Sull’islam però il discorso fa emergere una priorità decisiva per alcuni di noi: dover convergere nell’indicare l’islam come falsa religione. Non è una sfida soltanto all’islam, ma l’antefatto necessario per una religione civile alla quale «etnicamente» apparterremmo anche senza credere e alla quale chiedere di sacralizzare il nuovo potere. Così il cristianesimo diverrebbe una religione secolare, chiamata a salvarci etnicamente, non con Dio, ma contro gli altri, in primis gli arabo-musulmani. La falsità della profezia di Muhammad è motivo di convergenza cruciale per collocarci nell’ipotetico scontro di civiltà, facendo dell’Europa il bastione «cristiano», si creda o non si creda. Così non potrebbero esserci aree grigie, zone di mescolanza, come è da sempre il Levante.

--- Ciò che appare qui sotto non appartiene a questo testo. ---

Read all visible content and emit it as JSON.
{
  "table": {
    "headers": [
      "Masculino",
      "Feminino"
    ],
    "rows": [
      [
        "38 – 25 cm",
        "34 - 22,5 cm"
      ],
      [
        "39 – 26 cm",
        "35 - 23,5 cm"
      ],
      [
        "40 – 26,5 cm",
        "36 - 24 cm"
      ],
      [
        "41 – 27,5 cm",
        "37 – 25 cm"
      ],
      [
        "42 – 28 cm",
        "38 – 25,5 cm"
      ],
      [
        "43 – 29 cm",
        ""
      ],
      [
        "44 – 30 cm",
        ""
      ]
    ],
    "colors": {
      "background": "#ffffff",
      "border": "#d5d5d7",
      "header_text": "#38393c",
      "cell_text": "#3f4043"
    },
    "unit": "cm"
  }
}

Il Levante, dove è nata la Chiesa, non è più la delicata cerniera che unisce, incrocia, accavalla Oriente e Occidente? Nel febbraio 2015 la rivista dell’Isis, Dabiq, invocava la sparizione di qualsiasi area di convivenza tra musulmani e non musulmani, scrivendo: «Bush aveva ragione quando diceva “o siete con noi o siete con i terroristi”, cioè o siete con la crociata o siete con l’islam». La difesa delle aree grigie prevede esattamente il contrario, non l’odio ma l’accettazione dell’altro. E per vivere insieme una semplice sopportazione porta ai separati in casa: meglio la stima, o l’amore. Se così diventa più chiara la biforcazione «amore o negazione», c’è ancora qualcosa di importante da evidenziare sull’importanza di amare l’islam e quindi contrastare chi definisce una falsa profezia quella muhammadica. Muhammad sarebbe il primo profeta del Dio di Abramo che non appartiene al popolo eletto. A questa osservazione padre Paolo ha dato una spiegazione strabiliante: ci sono due elezioni e la seconda deriva dall’esclusione, il cui protagonista è il capostipite degli arabi, Ismaele, il primogenito di Abramo ma concepito con Agar, la schiava di sua moglie Rachele, che la offrì al marito quando lei soffriva per la sua sterilità.
Poi Rachele concepì Isacco, e Agar e Ismaele furono scacciati nel deserto, trattati da esseri umani solo dall’angelo. Si spiega così la promessa di Dio nella Genesi: «Io farò diventare una grande nazione anche il figlio della schiava, perché è tua prole». Un altro motivo, dozzinale ma essenziale, è che Muhammad è nato dopo Gesù. Sembra quasi che Gesù non possa che essere estraneo a quanto lo segue, e che lo stesso possa valere per lo Spirito Santo… Trovo all’opposto molto calzante una frase di padre Antonio Spadaro per capire la prospettiva aperta e cristiana di padre Paolo: «La creatività dello Spirito è all’opera ovunque, in tutte le dimensioni della crescita del mondo, nella diversità delle sue culture e nella varietà delle sue esperienze spirituali».
Questa dunque è stata l’urgenza di dichiararsi innamorato dell’islam, per me un’enormità cristiana, come rende evidente il testamento spirituale del priore trappista di Tibhirine, Christian de Chergé, ucciso in Algeria dopo il sequestro da parte jihadista, che della sua morte imminente scrisse: «Potrò, se a Dio piace, immergere il mio sguardo in quello del Padre, per contemplare con lui i Suoi figli dell’Islam così come li vede Lui, tutti illuminati dalla gloria del Cristo, frutto della Sua Passione, investiti del dono dello Spirito, la cui gioia segreta sarà sempre di stabilire la comunione, giocando con le differenze». Non ci ricorda così che, nella Bibbia, Isacco, capostipite del popolo eletto, e Ismaele, capostipite degli arabi e poi dei musulmani, giocavano insieme?